On the sports level, al-Ahed Football Club was founded in mid-1966 at a time that was being dominated by Lebanon’s two greatest Armenian football teams, Homenetmen Beirut and Homenmen Beirut, both from Burj Hammoud. On the other side of Beirut al-Ansar Sporting Club from Tarik al-Jdideh and al-Nejmeh Sporting Club from the Manara district in the Ras Beirut quarter were also competing for dominance with the presence of al-Safa Football Club in the Msaytbeh quarter.

5. The 1964 General & Presidential ELections

The following year of 1964 witnessed the next General Elections, which were held in Beirut I and Beirut II in the presidency’s eye of the storm were Fouad Shehab was succeeded by his ally President Charles Helou. In Beirut, the balance of power was unchanged, and Helou would continue Shehabism for the years to come facing little opposition from most parties apart from Saeb Salam, who vociferously opposed what he called a ‘a dictatorial police state’, which did not fall within Lebanon’s democratic tradition. Helou would appoint Hussein al-Oueiny as Prime Minister, but this period of time would see the change of the prime minister on various occasions which would result in Rashid Karami returning to the role again in 1965, 1966 and 1969.

6. The 1968 General Elections

In 1967, Shafik Abu Haidar became the new Governor of Beirut prior to the 1968 elections where the Phalanges Party yet again took 6 of the 8 seats allocated to Beirut I, sharing it with the Dashnak.

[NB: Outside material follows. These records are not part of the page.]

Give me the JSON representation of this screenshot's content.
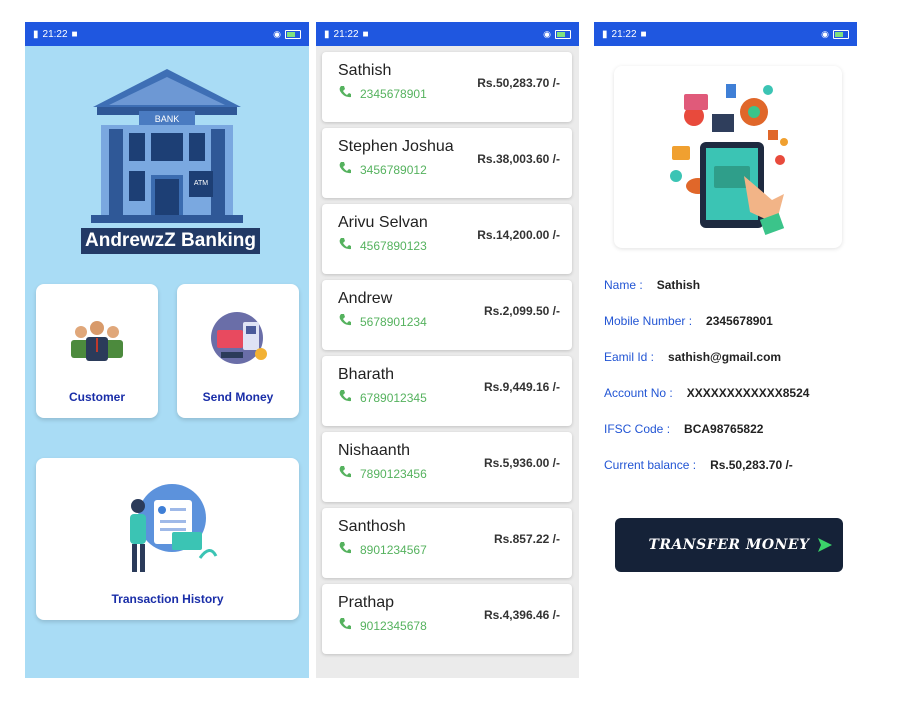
{
  "status_bar": {
    "time": "21:22"
  },
  "home": {
    "app_title": "AndrewzZ Banking",
    "bank_sign": "BANK",
    "atm_sign": "ATM",
    "customer_label": "Customer",
    "send_money_label": "Send Money",
    "transaction_history_label": "Transaction History"
  },
  "customers": [
    {
      "name": "Sathish",
      "phone": "2345678901",
      "balance": "Rs.50,283.70 /-"
    },
    {
      "name": "Stephen Joshua",
      "phone": "3456789012",
      "balance": "Rs.38,003.60 /-"
    },
    {
      "name": "Arivu Selvan",
      "phone": "4567890123",
      "balance": "Rs.14,200.00 /-"
    },
    {
      "name": "Andrew",
      "phone": "5678901234",
      "balance": "Rs.2,099.50 /-"
    },
    {
      "name": "Bharath",
      "phone": "6789012345",
      "balance": "Rs.9,449.16 /-"
    },
    {
      "name": "Nishaanth",
      "phone": "7890123456",
      "balance": "Rs.5,936.00 /-"
    },
    {
      "name": "Santhosh",
      "phone": "8901234567",
      "balance": "Rs.857.22 /-"
    },
    {
      "name": "Prathap",
      "phone": "9012345678",
      "balance": "Rs.4,396.46 /-"
    }
  ],
  "details": {
    "name_label": "Name :",
    "name": "Sathish",
    "mobile_label": "Mobile Number :",
    "mobile": "2345678901",
    "email_label": "Eamil Id :",
    "email": "sathish@gmail.com",
    "account_label": "Account No :",
    "account": "XXXXXXXXXXXX8524",
    "ifsc_label": "IFSC Code :",
    "ifsc": "BCA98765822",
    "balance_label": "Current balance :",
    "balance": "Rs.50,283.70 /-",
    "transfer_label": "TRANSFER MONEY"
  },
  "colors": {
    "status_bar": "#1f57e0",
    "home_bg": "#a9dcf5",
    "accent_text": "#1a2ea8",
    "phone_green": "#55b25e",
    "button_dark": "#152238"
  }
}
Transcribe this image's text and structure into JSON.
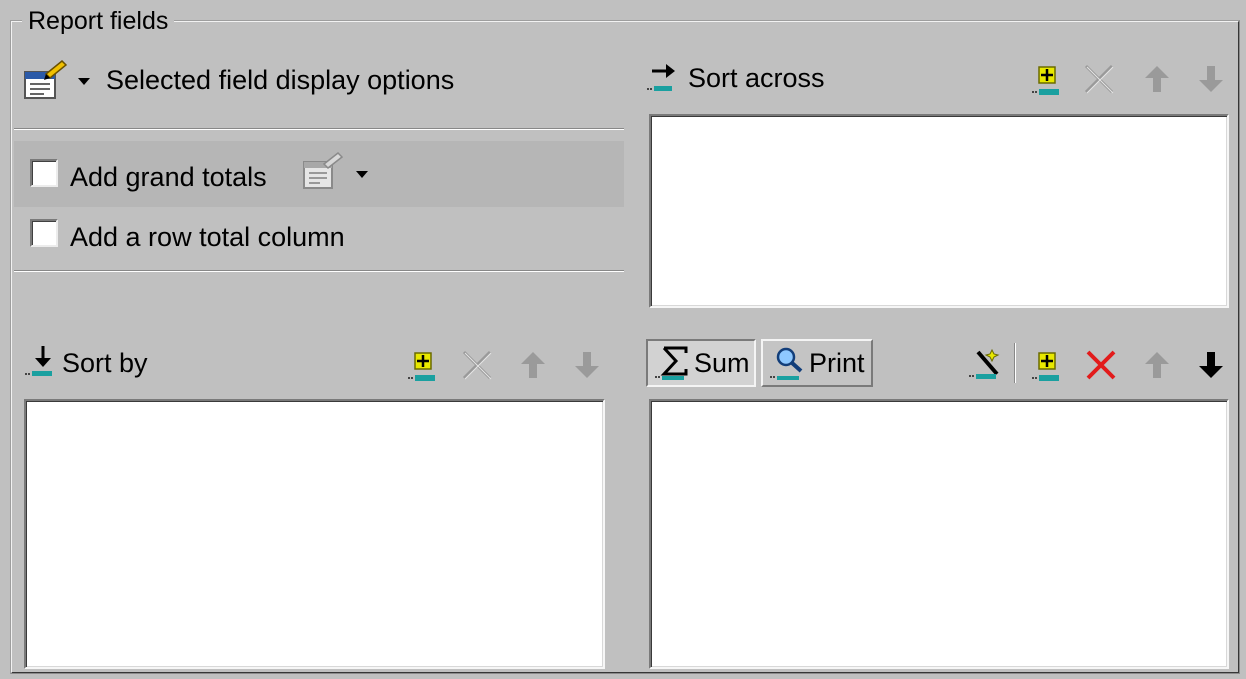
{
  "group": {
    "title": "Report fields"
  },
  "display_options": {
    "label": "Selected field display options"
  },
  "totals": {
    "grand_totals_label": "Add grand totals",
    "grand_totals_checked": false,
    "row_total_label": "Add a row total column",
    "row_total_checked": false
  },
  "sort_across": {
    "label": "Sort across"
  },
  "sort_by": {
    "label": "Sort by"
  },
  "measures": {
    "sum_label": "Sum",
    "print_label": "Print"
  },
  "icons": [
    "settings-icon",
    "add-field-icon",
    "delete-icon",
    "move-up-icon",
    "move-down-icon",
    "sum-icon",
    "print-icon",
    "wizard-icon"
  ],
  "colors": {
    "background": "#c0c0c0",
    "add_plus": "#e8e800",
    "add_bar": "#1aa0a0",
    "delete_active": "#e21b1b"
  }
}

In Beirut II and Beirut III, the clear winners were the members of the Beiruti Bloc, which constituted former Prime Ministers Abdallah al-Yafi and Saeb Salam, along Uthman ad-Dana and Shafik al-Wazzan who toppled Rashid al-Solh by 20 votes opposite to what happened in the previous elections. In the eye of these events and the Palestinian’s Popular Front for the Liberation of Palestine’s (PFLP) attack on an Israeli flight after the elections, Israel raided the Beirut International Airport in March that year destroying the entire Lebanese fleet. Israel’s actions were widely condemned and the United States of America outspokenly denounced Israel, lashing out at its actions with the support of the United Nations’ majority for the first time.

7. The Cairo Agreement

The Cairo Agreement took place in 1969, which handed the newly established Palestinian Armed Struggle Command autonomy over the 16 official refugee camps in Lebanon, which homed 300,000 Palestinian refugees. The Deuxième Bureau’s control of these camps ceased to exist, allowing the camps to become a popular destination and base for Palestinian guerrilla activity against Israel, inevitably establishing a city within Beirut and a state within a state. These events would mark the beginning of the end for the golden era Lebanon became known for in the 1960s. As the British Pathe said in the 1960s: “300 sunny days, 300 moonlit nights, that is the legacy of Lebanon.”